Rechtliche Grundlagen des Wohnvorteils
Im Familienrecht
Im Familienrecht ist der Wohnvorteil vor allem im Zusammenhang mit Trennung, Scheidung und Unterhaltsberechnungen von erheblichem Belang. Der Bundesgerichtshof (BGH) hat in verschiedenen Grundsatzentscheidungen herausgestellt, dass der Wohnvorteil als Einkommen zu behandeln ist (§ 1577 Abs. 2 BGB).
Unterhaltsrechtliche Relevanz
Im Rahmen der Unterhaltsberechnung, sowohl beim Ehegatten- als auch beim Kindesunterhalt, wird der Wohnvorteil regelmäßig als zusätzliches Einkommen des Unterhaltspflichtigen oder Unterhaltsberechtigten angerechnet. Dabei ist maßgeblich, ob die Nutzung der Immobilie über den eigenen Bedarf hinausgeht oder ob fremde Dritte in die Nutzung eingebunden sind. Der Wohnvorteil stellt somit einen fiktiven Einkommenswert dar, der die Leistungsfähigkeit der betreffenden Person erhöht.
Sozialrechtlicher Kontext
Auch im Sozialrecht, beispielsweise im Zusammenhang mit Leistungen der Grundsicherung, ist der Wohnvorteil von Bedeutung. Hier wird bei der Berechnung der Bedürftigkeit bzw. Anspruchsvoraussetzungen darauf abgestellt, ob eine mietfreie Wohnmöglichkeit als Einkommensersatz zu berücksichtigen ist.

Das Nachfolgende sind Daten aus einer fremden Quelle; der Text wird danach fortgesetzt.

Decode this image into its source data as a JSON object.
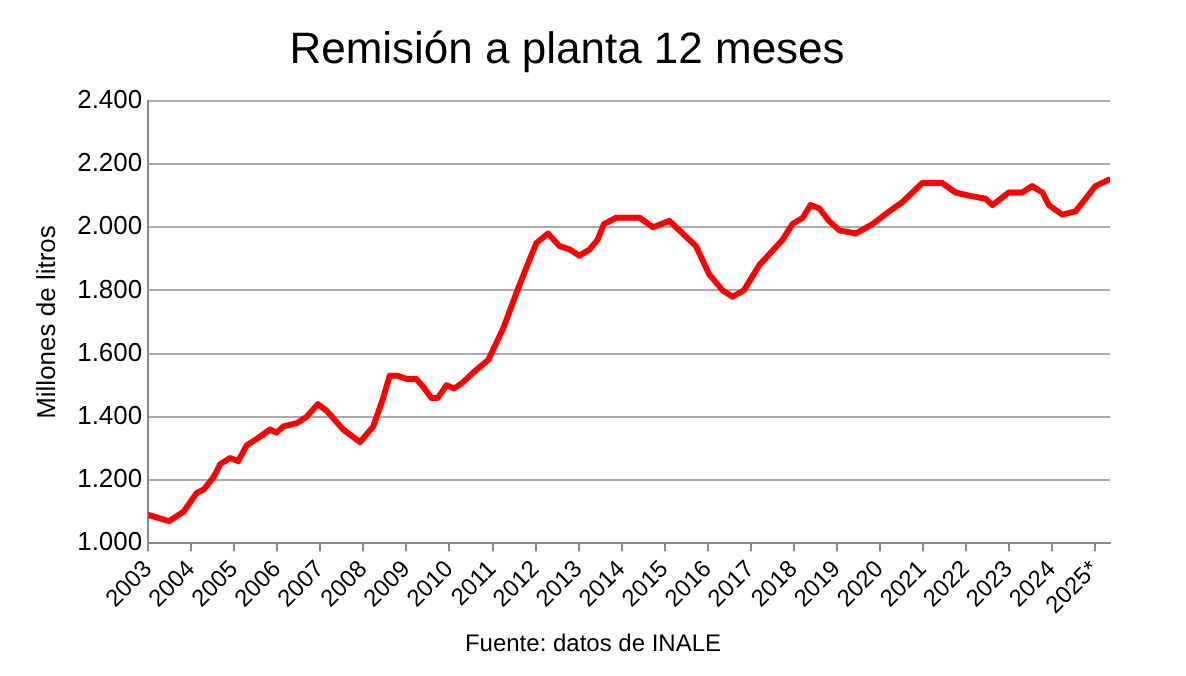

Ermittlung und Berechnung des Wohnvorteils
Maßgebliche Bewertungsmethoden
Die Bemessung des Wohnvorteils erfolgt grundsätzlich nach objektiven Kriterien. Bei selbstgenutztem Wohneigentum wird zunächst die marktübliche Miete (auch als „ortsübliche Vergleichsmiete“ bezeichnet) ermittelt, die für eine gleichartige Immobilie am jeweiligen Standort zu entrichten wäre. Von dieser Bruttomiete sind die anfallenden Kosten für Bewirtschaftung, Instandhaltung, Versicherungen, Schuldzinsen sowie laufende Lasten abzuziehen.
Abzug von Belastungen
Wird eine Immobilie wirtschaftlich noch durch Kredite belastet, kann der Betrag für Zins und nicht regelmäßig für Tilgung von dem Wohnvorteil abgezogen werden. Die Tilgung wird im Rahmen der Unterhaltsberechnung in der Regel nicht als abzugsfähige Belastung anerkannt, da sie als Vermögensbildung betrachtet wird. Reparaturkosten und laufende Aufwendungen (z. B. Grundsteuer, Gebäudeversicherung) sind hingegen regelmäßig absetzbar.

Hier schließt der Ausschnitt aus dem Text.